Shares of Core Lithium Ltd (ASX: CXO) are pushing 5% into the green on Tuesday and now trade at $1.465 apiece.
Today's jump extends gains for the lithium player and brings this year's return to almost 150%, amid a continued rally in the price of lithium.
Lithium carbonate now trades at A$120,047 per tonne, another all-time high. The battery material has now gained 95% year to date.
The chart below shows Core Lithium's performance (in black) against the broader S&P/ASX 300 Metals and Mining Index (ASX: XMM) which has slipped 5% in 2022 so far.
What's up with Core Lithium shares?
Core Lithium's upcoming offtake agreement with electric vehicle manufacturer Tesla has been in focus following the electric vehicle giant's recent quarterly earnings.

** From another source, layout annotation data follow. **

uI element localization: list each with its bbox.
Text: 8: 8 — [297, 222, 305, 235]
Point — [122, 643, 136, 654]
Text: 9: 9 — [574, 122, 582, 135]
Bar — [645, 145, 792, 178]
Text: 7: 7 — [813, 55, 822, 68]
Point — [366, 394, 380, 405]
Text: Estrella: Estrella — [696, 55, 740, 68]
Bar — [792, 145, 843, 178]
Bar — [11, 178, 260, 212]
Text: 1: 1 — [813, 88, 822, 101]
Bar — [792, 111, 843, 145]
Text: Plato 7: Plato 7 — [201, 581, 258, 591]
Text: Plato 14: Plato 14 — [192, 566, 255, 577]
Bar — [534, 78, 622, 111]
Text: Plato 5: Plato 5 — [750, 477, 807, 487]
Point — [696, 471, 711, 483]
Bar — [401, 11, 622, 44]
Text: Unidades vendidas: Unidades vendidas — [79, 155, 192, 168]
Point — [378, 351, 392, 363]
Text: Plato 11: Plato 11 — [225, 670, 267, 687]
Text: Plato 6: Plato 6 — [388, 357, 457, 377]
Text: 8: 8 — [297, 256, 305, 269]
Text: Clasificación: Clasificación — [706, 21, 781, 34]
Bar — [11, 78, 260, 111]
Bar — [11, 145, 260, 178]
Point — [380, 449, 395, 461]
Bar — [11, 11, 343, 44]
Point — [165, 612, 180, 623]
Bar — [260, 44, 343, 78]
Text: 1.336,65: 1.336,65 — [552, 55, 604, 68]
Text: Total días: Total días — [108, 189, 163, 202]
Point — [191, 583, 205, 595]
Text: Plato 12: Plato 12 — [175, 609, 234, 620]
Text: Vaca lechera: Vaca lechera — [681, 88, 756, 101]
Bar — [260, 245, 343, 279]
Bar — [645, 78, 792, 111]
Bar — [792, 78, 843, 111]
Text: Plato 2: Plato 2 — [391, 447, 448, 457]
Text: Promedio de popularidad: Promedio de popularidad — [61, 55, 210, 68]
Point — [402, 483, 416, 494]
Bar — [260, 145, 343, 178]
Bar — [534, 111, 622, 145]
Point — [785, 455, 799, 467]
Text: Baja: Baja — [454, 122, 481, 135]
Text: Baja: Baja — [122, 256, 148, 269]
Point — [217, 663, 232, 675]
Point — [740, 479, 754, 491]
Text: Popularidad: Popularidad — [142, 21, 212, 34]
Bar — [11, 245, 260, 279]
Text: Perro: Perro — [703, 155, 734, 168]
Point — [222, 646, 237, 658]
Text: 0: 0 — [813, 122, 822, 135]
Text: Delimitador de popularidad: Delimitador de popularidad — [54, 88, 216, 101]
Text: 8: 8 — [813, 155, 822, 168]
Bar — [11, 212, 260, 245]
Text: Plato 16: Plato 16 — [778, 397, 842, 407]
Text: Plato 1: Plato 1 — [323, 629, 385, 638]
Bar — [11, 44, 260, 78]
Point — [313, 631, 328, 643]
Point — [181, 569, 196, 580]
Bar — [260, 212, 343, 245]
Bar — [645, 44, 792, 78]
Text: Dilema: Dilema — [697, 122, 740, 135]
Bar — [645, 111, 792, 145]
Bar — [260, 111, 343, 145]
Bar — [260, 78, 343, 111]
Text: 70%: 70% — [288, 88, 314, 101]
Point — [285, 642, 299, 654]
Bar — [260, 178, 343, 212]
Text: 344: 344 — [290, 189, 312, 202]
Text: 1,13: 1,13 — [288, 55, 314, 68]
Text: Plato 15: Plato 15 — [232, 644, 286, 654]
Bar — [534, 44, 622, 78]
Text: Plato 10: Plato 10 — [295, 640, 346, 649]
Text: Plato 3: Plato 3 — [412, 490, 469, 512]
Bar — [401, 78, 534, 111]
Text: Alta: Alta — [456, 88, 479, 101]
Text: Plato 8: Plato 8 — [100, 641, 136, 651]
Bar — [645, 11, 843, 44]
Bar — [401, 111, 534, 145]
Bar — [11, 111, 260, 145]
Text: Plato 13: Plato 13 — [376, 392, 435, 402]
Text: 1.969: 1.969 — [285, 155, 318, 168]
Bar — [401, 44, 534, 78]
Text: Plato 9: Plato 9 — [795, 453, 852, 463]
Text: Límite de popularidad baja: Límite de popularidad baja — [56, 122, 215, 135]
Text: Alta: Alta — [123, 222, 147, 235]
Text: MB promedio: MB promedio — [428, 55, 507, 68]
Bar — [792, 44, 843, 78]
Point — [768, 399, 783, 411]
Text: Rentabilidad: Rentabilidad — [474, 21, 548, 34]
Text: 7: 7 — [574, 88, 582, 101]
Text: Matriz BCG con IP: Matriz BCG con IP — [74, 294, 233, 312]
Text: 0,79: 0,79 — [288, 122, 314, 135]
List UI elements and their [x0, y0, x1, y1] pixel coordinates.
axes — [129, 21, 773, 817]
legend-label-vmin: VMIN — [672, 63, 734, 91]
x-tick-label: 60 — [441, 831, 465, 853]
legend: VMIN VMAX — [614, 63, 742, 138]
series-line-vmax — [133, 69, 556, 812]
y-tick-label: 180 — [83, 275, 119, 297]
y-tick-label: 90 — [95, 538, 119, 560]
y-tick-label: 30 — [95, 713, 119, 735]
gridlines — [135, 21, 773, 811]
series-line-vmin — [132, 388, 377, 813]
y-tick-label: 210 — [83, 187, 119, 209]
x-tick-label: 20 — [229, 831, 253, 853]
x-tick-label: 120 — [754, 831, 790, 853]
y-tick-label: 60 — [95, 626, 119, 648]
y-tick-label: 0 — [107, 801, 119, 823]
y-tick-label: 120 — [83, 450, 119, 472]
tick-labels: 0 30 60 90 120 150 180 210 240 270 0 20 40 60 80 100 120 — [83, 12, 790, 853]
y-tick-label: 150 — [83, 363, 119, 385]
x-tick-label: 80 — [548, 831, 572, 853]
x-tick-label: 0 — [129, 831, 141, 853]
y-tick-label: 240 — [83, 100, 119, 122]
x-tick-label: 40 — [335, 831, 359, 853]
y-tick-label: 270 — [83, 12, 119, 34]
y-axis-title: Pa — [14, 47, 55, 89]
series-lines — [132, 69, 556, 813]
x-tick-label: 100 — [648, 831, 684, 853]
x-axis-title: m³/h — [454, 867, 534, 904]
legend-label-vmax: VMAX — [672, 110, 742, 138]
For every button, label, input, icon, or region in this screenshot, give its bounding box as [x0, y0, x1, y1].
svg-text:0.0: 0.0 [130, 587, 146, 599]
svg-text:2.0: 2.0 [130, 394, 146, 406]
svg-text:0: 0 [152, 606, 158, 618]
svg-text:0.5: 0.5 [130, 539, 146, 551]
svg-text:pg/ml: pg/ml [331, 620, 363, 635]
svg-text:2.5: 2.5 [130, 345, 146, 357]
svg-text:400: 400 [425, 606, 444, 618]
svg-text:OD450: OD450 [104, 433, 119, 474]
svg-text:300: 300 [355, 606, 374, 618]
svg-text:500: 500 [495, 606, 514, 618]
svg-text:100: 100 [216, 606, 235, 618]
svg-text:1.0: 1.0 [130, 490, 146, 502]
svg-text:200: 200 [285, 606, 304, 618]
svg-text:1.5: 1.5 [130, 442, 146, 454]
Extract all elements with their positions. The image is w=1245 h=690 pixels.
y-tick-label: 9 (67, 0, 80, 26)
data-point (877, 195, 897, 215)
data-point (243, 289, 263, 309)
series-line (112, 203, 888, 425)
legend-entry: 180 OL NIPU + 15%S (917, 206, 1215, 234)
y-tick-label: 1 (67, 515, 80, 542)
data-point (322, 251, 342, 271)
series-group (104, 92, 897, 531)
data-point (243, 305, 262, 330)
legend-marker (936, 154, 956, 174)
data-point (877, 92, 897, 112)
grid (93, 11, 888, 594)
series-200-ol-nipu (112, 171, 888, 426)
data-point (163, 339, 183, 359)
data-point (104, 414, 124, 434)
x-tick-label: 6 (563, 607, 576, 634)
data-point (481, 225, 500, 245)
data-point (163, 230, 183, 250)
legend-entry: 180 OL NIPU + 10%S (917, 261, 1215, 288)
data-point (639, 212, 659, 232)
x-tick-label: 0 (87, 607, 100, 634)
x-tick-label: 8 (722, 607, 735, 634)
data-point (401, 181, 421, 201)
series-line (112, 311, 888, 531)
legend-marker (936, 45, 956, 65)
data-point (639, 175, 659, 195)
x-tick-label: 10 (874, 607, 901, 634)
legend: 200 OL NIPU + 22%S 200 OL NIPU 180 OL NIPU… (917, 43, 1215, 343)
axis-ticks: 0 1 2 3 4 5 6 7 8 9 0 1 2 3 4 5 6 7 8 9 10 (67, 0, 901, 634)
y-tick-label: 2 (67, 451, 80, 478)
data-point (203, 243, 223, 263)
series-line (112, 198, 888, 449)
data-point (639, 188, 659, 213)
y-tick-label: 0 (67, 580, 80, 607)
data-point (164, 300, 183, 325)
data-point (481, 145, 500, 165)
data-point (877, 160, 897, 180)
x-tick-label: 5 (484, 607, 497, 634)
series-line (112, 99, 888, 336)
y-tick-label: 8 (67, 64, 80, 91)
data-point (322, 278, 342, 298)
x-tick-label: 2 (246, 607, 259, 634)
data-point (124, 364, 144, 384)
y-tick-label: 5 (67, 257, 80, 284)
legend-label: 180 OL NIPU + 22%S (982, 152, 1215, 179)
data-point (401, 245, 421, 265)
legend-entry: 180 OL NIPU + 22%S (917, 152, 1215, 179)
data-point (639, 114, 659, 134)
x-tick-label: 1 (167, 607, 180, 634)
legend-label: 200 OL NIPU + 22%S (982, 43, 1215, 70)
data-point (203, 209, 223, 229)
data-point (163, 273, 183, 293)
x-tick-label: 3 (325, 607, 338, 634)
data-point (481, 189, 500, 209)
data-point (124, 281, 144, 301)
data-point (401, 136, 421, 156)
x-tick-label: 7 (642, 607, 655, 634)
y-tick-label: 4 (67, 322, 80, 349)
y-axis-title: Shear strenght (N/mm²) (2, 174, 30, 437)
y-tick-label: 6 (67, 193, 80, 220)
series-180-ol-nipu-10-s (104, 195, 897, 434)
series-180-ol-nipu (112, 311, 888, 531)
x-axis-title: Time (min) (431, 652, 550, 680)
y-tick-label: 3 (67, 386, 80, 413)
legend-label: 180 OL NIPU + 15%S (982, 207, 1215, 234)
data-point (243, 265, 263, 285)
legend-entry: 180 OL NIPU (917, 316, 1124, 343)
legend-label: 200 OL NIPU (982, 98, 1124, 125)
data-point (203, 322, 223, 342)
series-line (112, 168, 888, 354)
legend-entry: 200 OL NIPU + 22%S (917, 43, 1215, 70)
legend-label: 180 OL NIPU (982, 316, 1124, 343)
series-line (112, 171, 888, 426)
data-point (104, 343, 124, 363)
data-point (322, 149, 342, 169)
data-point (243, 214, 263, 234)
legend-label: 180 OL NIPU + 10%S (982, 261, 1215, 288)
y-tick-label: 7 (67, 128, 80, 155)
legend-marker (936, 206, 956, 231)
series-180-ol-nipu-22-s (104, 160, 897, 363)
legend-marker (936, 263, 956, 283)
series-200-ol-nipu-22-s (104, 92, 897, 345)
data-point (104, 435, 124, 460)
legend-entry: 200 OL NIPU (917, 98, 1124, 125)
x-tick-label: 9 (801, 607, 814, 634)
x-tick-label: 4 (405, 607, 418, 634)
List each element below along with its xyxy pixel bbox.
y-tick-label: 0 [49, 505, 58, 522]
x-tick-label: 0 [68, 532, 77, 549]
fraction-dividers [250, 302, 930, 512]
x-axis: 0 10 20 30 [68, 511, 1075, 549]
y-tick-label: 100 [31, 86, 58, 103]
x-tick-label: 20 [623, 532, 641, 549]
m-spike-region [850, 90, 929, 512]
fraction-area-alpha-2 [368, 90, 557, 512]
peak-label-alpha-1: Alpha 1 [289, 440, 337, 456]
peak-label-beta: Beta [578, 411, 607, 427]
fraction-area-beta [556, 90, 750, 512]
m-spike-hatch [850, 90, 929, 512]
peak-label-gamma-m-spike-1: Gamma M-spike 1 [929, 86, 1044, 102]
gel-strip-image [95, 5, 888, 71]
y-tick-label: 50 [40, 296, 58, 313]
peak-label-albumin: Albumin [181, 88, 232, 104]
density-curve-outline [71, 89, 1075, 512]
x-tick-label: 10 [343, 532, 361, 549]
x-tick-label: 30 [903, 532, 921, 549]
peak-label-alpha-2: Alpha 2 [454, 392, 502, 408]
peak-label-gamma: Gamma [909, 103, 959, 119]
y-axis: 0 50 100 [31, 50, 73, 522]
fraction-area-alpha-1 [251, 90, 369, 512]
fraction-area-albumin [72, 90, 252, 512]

Core Lithium is one of three ASX-listed companies chosen by Tesla to help fulfil its enormous lithium supply requirements.
Whilst Tesla delivered a record 343,000 cars during the period, revenue was behind analyst expectations, and this has triggered questions on the demand situation looking ahead.
Core's deal with Tesla would see it produce spodumene concentrate for four years starting in 2023. As such, it represents a large opportunity for the company.
News of the agreement has been a major catalyst for the share's performance this year to date, alongside the price of lithium.
With prices of the battery metal still punching above record highs, momentum remains in Core's favour, particularly given the enthusiasm for renewables and battery technology.
It's also worth noting it was Tesla's revenue expectation that fell short, not the number of cars it delivered. In Tesla's case, it suggests demand is still robust.
Certainly, investors remain bullish on Core Lithium shares on Tuesday.
Trading volume has already hit 48% of the four-week trading average with 17.8 million shares exchanging hands in early trade.
Meanwhile, Core Lithium shares are up 157% in the past 12 months.